Pinesko, jeśli się zdecydujesz.... to się tam spotkamy
a gdzie jest ten oboz i wogóle to może faktycznie namówię syna żeby tam pojechał
http://www.forum.stake-ou...opic.php?t=4787

czasowo obóz mu nie pasuje bo ma jakieś inne plany
ktoś pisał że jak pies w czasie takiego biegu zainteresuje się czymś innym to należy przerwać jazdę ...czy jeżeli broniła sie przed atakującym ją psem to też należy przerwać czy lepiej nie zwrócić na to uwagi ? a może pochwalić ? ...z nią to chyba trudno będzie uzyskać stan "tumiwisizmu" ponieważ narwana jest więcej niż trochę
Oj, coś niecoś się temat rozwinął...
Nie chcę tu zaczynać kolejnych sporów, ale mam kilka uwag co do metod treningowych proponowanych przez kolegów... Może lepiej żeby nowe osoby miały dwa spojrzenia na problem?...
Otóż moją największą wątpliwość budzą stwierdzenia typu: 1. 'to prędkość szkodzi nie ciężar' czy że 2. 'siła automatycznie daje szybkość'.

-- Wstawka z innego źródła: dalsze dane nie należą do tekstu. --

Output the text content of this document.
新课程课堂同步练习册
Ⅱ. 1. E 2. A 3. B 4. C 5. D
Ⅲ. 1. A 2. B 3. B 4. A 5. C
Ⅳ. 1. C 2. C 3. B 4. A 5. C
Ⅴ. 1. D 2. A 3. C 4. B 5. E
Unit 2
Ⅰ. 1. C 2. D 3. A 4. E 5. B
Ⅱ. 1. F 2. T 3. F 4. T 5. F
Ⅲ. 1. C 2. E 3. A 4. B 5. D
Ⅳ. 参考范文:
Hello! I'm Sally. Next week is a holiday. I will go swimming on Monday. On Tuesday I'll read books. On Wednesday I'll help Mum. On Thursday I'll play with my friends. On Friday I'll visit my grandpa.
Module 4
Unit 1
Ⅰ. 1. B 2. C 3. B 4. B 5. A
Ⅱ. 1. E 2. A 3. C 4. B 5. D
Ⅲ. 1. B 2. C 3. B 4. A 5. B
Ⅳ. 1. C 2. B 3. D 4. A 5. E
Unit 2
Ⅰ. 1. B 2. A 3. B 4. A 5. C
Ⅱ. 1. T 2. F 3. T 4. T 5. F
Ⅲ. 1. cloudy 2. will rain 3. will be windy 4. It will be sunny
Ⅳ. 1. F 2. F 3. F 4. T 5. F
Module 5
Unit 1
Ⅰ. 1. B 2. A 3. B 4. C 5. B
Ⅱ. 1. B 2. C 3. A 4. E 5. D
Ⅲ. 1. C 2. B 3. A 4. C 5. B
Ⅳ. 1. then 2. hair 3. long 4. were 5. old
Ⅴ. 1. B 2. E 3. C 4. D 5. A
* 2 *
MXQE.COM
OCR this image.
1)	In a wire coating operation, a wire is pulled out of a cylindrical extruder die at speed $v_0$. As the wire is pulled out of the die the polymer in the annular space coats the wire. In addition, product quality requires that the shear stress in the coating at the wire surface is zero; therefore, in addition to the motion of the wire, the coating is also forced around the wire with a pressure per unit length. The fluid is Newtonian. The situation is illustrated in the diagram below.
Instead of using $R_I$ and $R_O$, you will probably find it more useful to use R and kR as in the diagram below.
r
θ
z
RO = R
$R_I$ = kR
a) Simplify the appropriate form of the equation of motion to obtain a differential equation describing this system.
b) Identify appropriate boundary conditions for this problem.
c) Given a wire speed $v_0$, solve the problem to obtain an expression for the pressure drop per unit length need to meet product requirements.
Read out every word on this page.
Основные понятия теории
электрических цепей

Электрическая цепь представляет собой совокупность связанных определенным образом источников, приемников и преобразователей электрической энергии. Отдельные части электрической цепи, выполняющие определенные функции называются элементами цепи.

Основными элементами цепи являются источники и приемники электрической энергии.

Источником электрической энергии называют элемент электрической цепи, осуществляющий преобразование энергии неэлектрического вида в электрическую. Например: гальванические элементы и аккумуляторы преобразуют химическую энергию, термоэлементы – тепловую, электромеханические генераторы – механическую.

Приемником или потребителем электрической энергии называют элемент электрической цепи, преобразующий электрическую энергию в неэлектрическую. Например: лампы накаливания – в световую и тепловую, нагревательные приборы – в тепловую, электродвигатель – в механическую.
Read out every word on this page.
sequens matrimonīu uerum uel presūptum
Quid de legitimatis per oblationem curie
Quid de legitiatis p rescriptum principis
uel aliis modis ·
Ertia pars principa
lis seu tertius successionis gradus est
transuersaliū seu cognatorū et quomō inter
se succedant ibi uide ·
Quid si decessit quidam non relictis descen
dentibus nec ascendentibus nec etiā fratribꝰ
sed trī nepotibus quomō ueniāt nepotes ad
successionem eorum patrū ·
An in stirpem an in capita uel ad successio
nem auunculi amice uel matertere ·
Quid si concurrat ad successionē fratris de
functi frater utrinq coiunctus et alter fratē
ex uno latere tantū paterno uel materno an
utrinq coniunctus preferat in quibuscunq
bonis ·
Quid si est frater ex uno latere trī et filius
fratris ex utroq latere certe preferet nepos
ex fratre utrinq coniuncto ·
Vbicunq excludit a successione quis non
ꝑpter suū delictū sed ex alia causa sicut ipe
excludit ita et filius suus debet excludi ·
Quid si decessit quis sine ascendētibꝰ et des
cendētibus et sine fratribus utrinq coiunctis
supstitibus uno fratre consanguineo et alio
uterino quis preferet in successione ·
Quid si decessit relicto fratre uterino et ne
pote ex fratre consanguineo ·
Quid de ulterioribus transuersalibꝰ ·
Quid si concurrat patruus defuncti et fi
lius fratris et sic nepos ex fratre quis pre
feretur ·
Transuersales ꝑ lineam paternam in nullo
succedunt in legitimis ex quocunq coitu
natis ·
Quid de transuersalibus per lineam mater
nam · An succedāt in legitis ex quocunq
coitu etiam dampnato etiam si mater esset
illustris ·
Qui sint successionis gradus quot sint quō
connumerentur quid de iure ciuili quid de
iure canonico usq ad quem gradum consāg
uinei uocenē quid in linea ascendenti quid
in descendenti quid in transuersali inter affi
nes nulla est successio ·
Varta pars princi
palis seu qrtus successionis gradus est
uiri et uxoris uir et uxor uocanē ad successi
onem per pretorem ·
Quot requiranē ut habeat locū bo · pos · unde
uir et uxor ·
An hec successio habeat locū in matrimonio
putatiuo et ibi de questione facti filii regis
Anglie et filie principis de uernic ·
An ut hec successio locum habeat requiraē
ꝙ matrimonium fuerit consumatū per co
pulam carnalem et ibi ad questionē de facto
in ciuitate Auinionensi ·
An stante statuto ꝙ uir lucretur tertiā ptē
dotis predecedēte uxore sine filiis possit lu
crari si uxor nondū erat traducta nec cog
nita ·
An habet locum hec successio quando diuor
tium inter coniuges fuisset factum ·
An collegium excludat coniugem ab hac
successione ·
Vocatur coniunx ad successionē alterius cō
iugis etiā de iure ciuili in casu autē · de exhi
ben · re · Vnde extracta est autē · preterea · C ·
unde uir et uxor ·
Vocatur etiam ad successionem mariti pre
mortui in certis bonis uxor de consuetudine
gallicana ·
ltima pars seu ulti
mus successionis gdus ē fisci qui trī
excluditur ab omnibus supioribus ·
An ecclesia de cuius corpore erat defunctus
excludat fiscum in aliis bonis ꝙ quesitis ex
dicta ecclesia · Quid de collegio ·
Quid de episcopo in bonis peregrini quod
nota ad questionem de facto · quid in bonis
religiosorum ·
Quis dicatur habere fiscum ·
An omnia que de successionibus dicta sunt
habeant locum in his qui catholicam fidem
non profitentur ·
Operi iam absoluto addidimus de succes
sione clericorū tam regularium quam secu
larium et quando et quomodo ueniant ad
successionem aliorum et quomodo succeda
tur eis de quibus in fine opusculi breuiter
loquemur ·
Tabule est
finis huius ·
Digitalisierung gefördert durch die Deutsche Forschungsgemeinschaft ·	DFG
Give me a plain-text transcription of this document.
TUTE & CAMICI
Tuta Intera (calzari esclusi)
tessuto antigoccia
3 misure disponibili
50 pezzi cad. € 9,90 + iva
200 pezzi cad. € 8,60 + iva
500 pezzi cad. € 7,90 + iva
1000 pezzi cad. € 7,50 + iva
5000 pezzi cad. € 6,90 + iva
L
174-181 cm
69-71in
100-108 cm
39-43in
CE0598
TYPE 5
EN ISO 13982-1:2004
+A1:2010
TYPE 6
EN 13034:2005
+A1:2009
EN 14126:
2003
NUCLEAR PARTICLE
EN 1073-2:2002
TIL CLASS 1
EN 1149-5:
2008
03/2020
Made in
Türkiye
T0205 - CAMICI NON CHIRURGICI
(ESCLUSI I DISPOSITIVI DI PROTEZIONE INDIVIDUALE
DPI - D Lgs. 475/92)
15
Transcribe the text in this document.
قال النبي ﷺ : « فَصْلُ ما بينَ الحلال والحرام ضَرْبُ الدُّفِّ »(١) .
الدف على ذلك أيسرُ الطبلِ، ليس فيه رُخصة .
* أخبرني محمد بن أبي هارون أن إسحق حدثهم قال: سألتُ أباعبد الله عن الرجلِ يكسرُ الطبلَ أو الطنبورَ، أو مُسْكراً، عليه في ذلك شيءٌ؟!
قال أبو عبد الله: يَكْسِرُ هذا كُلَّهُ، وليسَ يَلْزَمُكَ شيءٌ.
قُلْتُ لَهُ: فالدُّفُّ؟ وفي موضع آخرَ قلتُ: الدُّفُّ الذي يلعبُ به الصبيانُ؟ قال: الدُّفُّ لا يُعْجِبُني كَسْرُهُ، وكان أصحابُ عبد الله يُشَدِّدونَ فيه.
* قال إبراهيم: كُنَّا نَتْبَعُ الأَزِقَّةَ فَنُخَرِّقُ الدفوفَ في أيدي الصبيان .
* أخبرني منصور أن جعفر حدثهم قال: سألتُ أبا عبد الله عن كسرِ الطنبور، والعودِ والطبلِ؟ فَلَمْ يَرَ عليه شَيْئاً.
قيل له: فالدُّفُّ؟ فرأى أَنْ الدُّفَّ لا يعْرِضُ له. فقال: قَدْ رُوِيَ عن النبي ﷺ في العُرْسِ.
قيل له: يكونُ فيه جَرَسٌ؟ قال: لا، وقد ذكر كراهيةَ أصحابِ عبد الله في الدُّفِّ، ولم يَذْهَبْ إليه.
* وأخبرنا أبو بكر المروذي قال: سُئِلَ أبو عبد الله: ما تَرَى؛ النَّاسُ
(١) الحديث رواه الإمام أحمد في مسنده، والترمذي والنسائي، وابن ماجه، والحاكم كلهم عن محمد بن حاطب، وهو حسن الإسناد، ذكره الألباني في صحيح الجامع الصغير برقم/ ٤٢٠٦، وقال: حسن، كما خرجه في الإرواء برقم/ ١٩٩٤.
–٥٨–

Ad 1. Według mnie jest dokładnie odwrotnie... To ciężar (a szczególnie szarpnięcia ciągniętego ładunku) mogą uszkodzić rozwijający sie jeszcze pas barkowy (to tam pies dostaje największe obciązenie). Komuna, jak patrzę na tą twoją czterokółkę, którą ponoć podczepiasz do 4 psów w tym 10 miesięcznej Rony, to trochę mi się słabo robi... Szarpnięcie czegoś takiego przy starcie czy hamowaniu może naprawdę szczeniakowi zaszkodzić. Piszesz, że tą metodę stosują inni maszerzy, proszę podaj mi info (choćby na priva, jeśli nie chcesz pisać publicznie) kto taki, bo naprawdę jestem ciekawa... Pamiętaj tylko że mixy (i wyżły) to nie huski, które w wieku 10 miesięcy są już prawie dorosłe. Wyżeł rośnie z półtora roku co najmniej (a przynajmniej się rozrasta) - szczególnie bym tu uważała na tego twojego nesnero-malucha, który do ułomków nie należy Figa z tego co pisze Pineska jest drobna, więc rozwija się pewnie szybciej, ale sądzę że jej kościec na pewno jeszcze się rozrasta. To co jej może najbardziej w tej chwili zaszkodzić to nagłe przeciążenia, szczególnie jeśli biega w jakiejś spacerowej uprzęży.
Nadmierna szybkość, jak słusznie piszesz w kolejnym poście, też może zaszkodzić. Np. na ostrym zjezdzie, gdzie pies może być szarpnięty przez inne bądź pociągnięty rowerem. To może być szkodliwe zarówno dla psychiki (może sie zrazić do zbiegów i kłopot gotowy) albo nadwyrężyć stawy jeśli będzie biegł z prędkością do której jeszcze niedorósł. Młode wyżlaki bardzo późno osiągają koordynację ruchową i pewnych manewrów za młodu nie powinny robić (oprócz ostrych zbiegów również ostrych zakrętów przy dużej prędkości).
Nie oznacza to bynajmniej że szybkie bieganie jest zabronione - tylko tyle, że prędkość powinna być narzucona przez psa, a nie przez człowieka. Tak samo jak to się dzieje na zwykłym spacerze - szczeniak biega tak szybko jak lubi. Oczywiście w sytuacji treningu może być bardziej zmotywowany do biegu i dlatego trzeba w rozsądny sposób kontrolować jego zapał - przyglądać sie jego poziomowi zmęczenia po treningu i manipulować dystansem, nawierzchnią, przewyższeniami. Ale wg. mnie nie obciążeniem! To co w tej chwili robi Pineska wydaje mi się optymalnym treningiem dla młodej wyżlicy. Jeszcze lepszy byłby bieg luzem, ale jeśli Figa bywa agresywna, lepiej trzymać ją na sznurku Z tym że linka powinna być lekko napięta - tak aby przyzwyczajała się że coś się jej z tyłu uwiesiło, ale żeby nie było to duże obciążenie (rower de facto jak już się toczy raczej nie stawia dużych oporów, dlatego jest dobry na początek) Tak więc niech Figa biega jak biegała - byle nie po asfalcie! I jeśli nie nudzą jej się te treningi może biegać często, byle nie przesadzić z dystansem (przynajmniej do jesieni) i uważać na upały!!! A osiągane przez nią średnie (to na asfalcie?..) są naprawdę dobre i świetnie rokują na przyszłość.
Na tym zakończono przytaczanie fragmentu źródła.